7月20日に、文科省から「義務教育9年間を見通した教科担任制の在り方について」報告(案)が公表されました。
小学校では現在、学級担任制がとられています。学級担任制とは、すべての教科を学級担任が教えるものです。ただし、現在でも音楽、美術、技術家庭などの一部は教科担任制が導入されています。
教科担任制とは、1人の先生が特定の教科を受け持ち、複数のクラスを指導するのが、教科担任制です。中学校、高校では教科担任制です。
今回の報告は、この教科担任制を小学校高学年、5・6年生にも取り入れようという話です。その背景の詳細は報告を見ていただきたいのですが、いわゆる中1の壁問題から、「小中連携」や近年では「小中一貫教育」などが模索されてきているわけで、それをスムーズに行うために、教科担任制が一部で先行的に取り組まれている事例があります。

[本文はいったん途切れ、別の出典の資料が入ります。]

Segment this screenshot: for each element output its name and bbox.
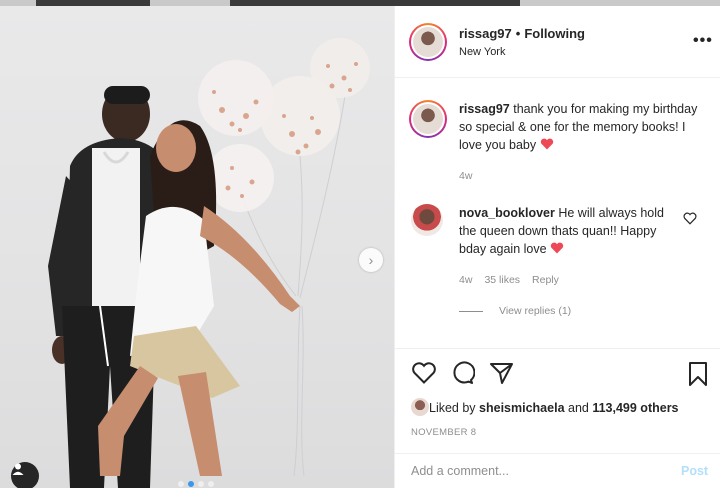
following-button[interactable]: Following bbox=[524, 26, 585, 41]
comment-icon[interactable] bbox=[449, 361, 475, 385]
comment-likes[interactable]: 35 likes bbox=[484, 274, 520, 286]
comment-form: Post bbox=[395, 453, 720, 488]
post-location[interactable]: New York bbox=[459, 46, 505, 58]
comment-age[interactable]: 4w bbox=[459, 274, 472, 286]
caption-avatar[interactable] bbox=[409, 100, 447, 138]
next-slide-button[interactable]: › bbox=[359, 248, 383, 272]
commenter-avatar[interactable] bbox=[411, 204, 443, 236]
red-heart-emoji-icon bbox=[550, 242, 564, 254]
heart-icon[interactable] bbox=[411, 361, 437, 385]
liker-avatar[interactable] bbox=[411, 398, 429, 416]
user-icon bbox=[12, 463, 24, 475]
balloons bbox=[198, 38, 370, 212]
likes-and-label: and bbox=[568, 401, 589, 415]
caption-username[interactable]: rissag97 bbox=[459, 102, 510, 116]
header-separator: • bbox=[515, 26, 521, 41]
bookmark-icon[interactable] bbox=[687, 361, 709, 387]
photo-illustration bbox=[48, 38, 370, 488]
comment-input[interactable] bbox=[411, 464, 661, 478]
comment-meta: 4w 35 likes Reply bbox=[459, 274, 559, 286]
liked-by-label: Liked by bbox=[429, 401, 476, 415]
likes-summary: Liked by sheismichaela and 113,499 other… bbox=[429, 401, 679, 415]
author-username[interactable]: rissag97 bbox=[459, 26, 512, 41]
carousel-dot bbox=[198, 481, 204, 487]
comment-username[interactable]: nova_booklover bbox=[459, 206, 555, 220]
comments-section: rissag97 thank you for making my birthda… bbox=[395, 78, 720, 348]
post-actions: Liked by sheismichaela and 113,499 other… bbox=[395, 348, 720, 488]
caption-age[interactable]: 4w bbox=[459, 170, 472, 182]
more-horizontal-icon[interactable]: ••• bbox=[693, 32, 713, 50]
carousel-indicator bbox=[178, 481, 214, 487]
carousel-dot bbox=[208, 481, 214, 487]
comment-reply-button[interactable]: Reply bbox=[532, 274, 559, 286]
replies-divider bbox=[459, 311, 483, 312]
comment: nova_booklover He will always hold the q… bbox=[459, 204, 673, 258]
carousel-dot bbox=[178, 481, 184, 487]
author-avatar[interactable] bbox=[409, 23, 447, 61]
like-comment-heart-icon[interactable] bbox=[683, 212, 697, 225]
carousel-dot bbox=[188, 481, 194, 487]
likes-count[interactable]: 113,499 others bbox=[592, 401, 678, 415]
red-heart-emoji-icon bbox=[540, 138, 553, 150]
tagged-users-button[interactable] bbox=[11, 462, 39, 488]
view-replies-button[interactable]: View replies (1) bbox=[499, 305, 571, 317]
post-comment-button[interactable]: Post bbox=[681, 464, 708, 478]
caption-meta: 4w bbox=[459, 170, 472, 182]
post-side-panel: rissag97 • Following New York ••• rissag97… bbox=[394, 6, 720, 488]
post-photo[interactable]: › bbox=[0, 6, 394, 488]
caption: rissag97 thank you for making my birthda… bbox=[459, 100, 705, 154]
share-icon[interactable] bbox=[489, 361, 515, 385]
liker-username[interactable]: sheismichaela bbox=[479, 401, 564, 415]
view-replies-row: View replies (1) bbox=[499, 305, 571, 317]
post-header: rissag97 • Following New York ••• bbox=[395, 6, 720, 78]
chevron-right-icon: › bbox=[368, 252, 374, 268]
post-date[interactable]: NOVEMBER 8 bbox=[411, 427, 476, 438]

その先行事例から、以下の観点が期待できるということで、小学校高学年への教科担任制の推進が報告されたわけです。
①授業の質の向上/学習内容の理解度・定着度の向上
②小・中学校間の円滑な接続
③多面的な児童理解
④教師の負担軽減
①は、各教科の専門である先生が指導した方が、当然授業の質も向上するでしょうし、教材研究を行ったうえで、いろいろな教材を活用して指導にあたれば、それだけ多面的な授業が展開できますから、子どもたちの理解度の向上にもつながるだろうということです。
②は、小中の連携をより進めて、中1の壁問題に対応できるということです。
③は、色々な教科の先生が授業をしますから、それだけいろいろな先生の目が入るわけで、それだけ子どもの理解も進むだろうということです。

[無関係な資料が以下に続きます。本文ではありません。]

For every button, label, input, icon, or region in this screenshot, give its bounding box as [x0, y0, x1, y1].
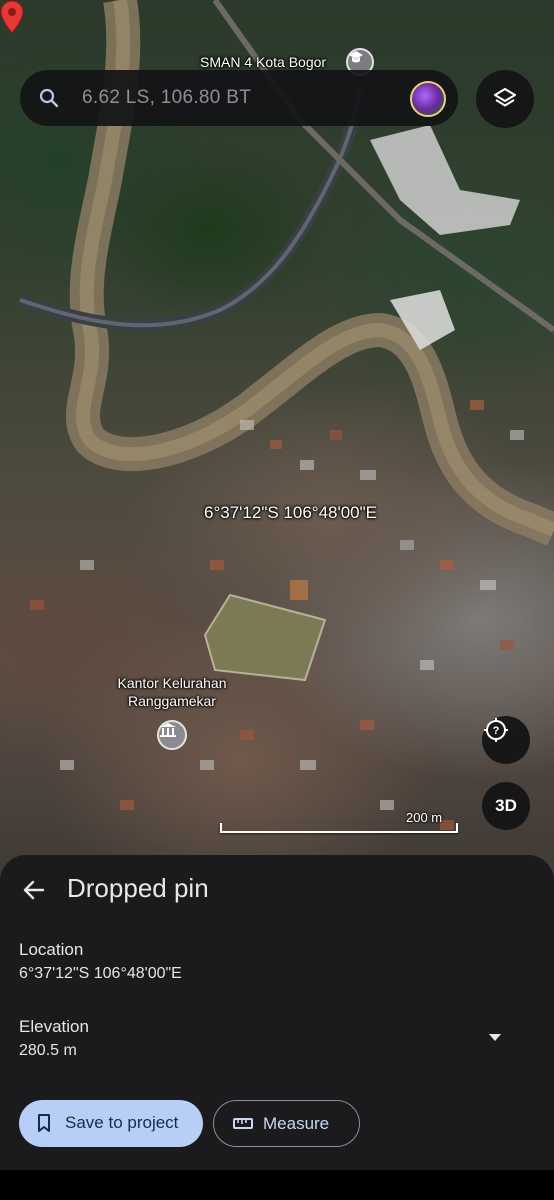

④は、学級担任制では、すべての教科、生活指導、その他諸々が学級担任の仕事になり、朝子どもたちが教室に入って、夕方学校から下校するまで先生は付きっきりなのですが、教科担任制にすれば、拘束される場面が減るのではないかということです。
確かに、このようなことは期待できるのですが、では教科担任制を取り入れている中学校で、これらのことが実現しているでしょうか。特に④が実現できているでしょうか?現実は中学校が一番忙しいのでは?小学校高学年でも、近年は早熟ですので、いわゆる思春期に入っている子どもが多いようです(うちの子どもも、そんな感じでした)。その意味では、小学校高学年は中学生と同じ感じですから、教科担任制を入れただけでは、中学校で起こっている問題が小学校高学年で確認できるというだけにすぎないのではないでしょうか。
実際は、単純に教科担任制を導入するだけではないはずので、メリットが期待できるとは思いますが、そもそも教員の多忙な現状を根本から解決したうえでやらなければ、それほど効果は期待できない可能性があるような気がしますが、どうでしょうか?だいたい、現状の忙しい中で、いくら専門の教員だからと言って、教材研究に取り組む時間がなければ、①は実現できませんし、先生方に余裕がなければ、③のようにいろいろな先生が関わっても、子どもの声に気が付けない可能性もあるでしょうから、教科担任制の推進とともに、周辺の問題も一緒に改善していかなければなりません。果たして、そこまでしっかりと対応してくれるんでしょうか。